Czech tourists to have health insurance in more countries under new agreements
While travelling abroad, falling ill and having to see a doctor could completely ruin your holidays. And it can turn into your worst nightmare if you are not insured. With the Czech Republic's future EU membership in mind, the Health Ministry is preparing agreements with most EU member states on health insurance for Czechs who travel as tourists or are employed there. Nick Carey has more.
Preparations are underway on agreements with Slovenia, Yugoslavia, Israel, Turkey, Macedonia, Spain, Italy and Germany, which are very important, says Jana Silhanova from the Czech Health Ministry:
"The most important among them, of course, is the agreement with Germany because most Czech people are staying or travelling to Germany. Also, agreements with Spain, Italy and Croatia are very important for the tourists."
But what about the other way round, when a foreign national lives and works in the Czech Republic?
"For foreigners, when they work here, the rule is that their health care is covered by the insurance that his or her employee concludes. But if they are staying here for a long period of time and they have a contract with a Czech employer, then they have the right to be insured in the Czech insurance system."
It's not as simple and easy as it sounds. Radio Prague's Editor in chief, David Vaughan, who lives in Prague and has two small children, explains:
"Myself and my wife, we have no problem because we are insured through our employer, that's Czech Radio. Our problem is when it comes to our children because the children aren't automatically insured through us and so we had to insure them commercially. We are obliged by Czech law to insure them commercially. Then the problem arises when the child is born, the child is not insured the moment it is born. The moment the doctors start taking care of the child in the maternity hospital, you have to pay. We were lucky and both our children were born healthy but had there been a problem, we could have ended up with an enormous bill."
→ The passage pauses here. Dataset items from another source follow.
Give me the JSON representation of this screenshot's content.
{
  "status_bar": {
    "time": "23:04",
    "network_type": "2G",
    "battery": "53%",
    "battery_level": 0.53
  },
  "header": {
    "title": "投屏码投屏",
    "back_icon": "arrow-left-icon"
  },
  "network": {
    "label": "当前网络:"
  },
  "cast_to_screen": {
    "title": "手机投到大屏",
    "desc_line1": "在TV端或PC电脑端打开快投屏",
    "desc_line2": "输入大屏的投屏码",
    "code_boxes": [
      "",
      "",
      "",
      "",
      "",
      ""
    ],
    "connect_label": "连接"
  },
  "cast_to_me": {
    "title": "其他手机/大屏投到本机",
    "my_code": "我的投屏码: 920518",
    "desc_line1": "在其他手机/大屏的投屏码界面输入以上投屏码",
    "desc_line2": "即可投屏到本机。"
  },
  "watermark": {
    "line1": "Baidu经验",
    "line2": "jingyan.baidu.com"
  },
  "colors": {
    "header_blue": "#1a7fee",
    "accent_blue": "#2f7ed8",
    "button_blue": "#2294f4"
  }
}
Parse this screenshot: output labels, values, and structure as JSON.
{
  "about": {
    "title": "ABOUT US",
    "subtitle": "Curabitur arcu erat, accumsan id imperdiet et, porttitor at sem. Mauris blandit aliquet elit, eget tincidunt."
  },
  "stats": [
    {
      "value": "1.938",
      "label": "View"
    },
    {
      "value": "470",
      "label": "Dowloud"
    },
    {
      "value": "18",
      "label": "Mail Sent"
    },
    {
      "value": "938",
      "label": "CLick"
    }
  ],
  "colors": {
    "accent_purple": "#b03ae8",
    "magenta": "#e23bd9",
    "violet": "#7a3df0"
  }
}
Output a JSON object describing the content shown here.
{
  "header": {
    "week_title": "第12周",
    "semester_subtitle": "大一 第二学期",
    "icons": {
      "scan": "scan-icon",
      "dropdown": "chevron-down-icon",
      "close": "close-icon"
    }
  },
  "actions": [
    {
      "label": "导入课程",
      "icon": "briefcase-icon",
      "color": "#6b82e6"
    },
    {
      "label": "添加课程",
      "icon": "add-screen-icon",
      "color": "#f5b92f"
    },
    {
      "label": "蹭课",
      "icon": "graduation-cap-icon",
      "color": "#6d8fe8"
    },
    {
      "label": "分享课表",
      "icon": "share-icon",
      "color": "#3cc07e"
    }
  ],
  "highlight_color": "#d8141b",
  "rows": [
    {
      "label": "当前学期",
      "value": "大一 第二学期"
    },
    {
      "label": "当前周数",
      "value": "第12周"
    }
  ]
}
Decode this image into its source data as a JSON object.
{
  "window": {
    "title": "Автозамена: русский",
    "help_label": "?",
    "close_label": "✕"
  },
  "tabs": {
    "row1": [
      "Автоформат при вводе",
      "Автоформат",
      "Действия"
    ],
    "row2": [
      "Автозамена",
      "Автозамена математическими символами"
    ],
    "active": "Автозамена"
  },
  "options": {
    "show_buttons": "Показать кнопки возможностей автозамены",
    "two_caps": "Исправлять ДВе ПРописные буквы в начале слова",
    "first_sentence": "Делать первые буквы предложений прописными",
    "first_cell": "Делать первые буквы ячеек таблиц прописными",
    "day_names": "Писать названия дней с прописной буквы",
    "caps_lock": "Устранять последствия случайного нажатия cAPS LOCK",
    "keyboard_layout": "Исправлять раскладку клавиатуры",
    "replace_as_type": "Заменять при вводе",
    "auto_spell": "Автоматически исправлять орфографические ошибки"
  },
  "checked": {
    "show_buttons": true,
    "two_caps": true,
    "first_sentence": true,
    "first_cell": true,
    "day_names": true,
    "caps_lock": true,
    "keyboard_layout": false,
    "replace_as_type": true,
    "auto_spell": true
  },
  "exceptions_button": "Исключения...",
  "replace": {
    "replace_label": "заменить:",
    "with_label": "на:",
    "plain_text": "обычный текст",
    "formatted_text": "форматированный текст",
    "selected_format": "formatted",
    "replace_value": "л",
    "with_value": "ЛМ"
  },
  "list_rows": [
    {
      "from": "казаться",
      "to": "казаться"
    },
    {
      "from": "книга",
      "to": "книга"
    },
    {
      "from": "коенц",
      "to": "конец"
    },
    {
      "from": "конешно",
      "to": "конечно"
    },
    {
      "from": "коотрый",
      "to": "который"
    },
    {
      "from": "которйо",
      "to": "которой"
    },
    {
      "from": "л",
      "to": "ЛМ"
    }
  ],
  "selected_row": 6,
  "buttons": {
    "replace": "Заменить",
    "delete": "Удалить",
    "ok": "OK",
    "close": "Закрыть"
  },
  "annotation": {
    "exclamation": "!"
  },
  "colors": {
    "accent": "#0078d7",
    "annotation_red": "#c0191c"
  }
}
This seems like an untenable situation. Has anything changed for the better?
"To people who have permanent residence in this country, they have changed the regulations so that children are insured as part of the general health insurance scheme at the moment they are born. The trouble is it is only for people with permanent residence. The great majority of foreigners living in the Czech Republic are on long-term visas. That does not affect them at all, there has been no change. So if you are a foreigner living here and you have a child that is born with a problem, you could end up with a bill of many millions of crowns, which is what actually happened in one case."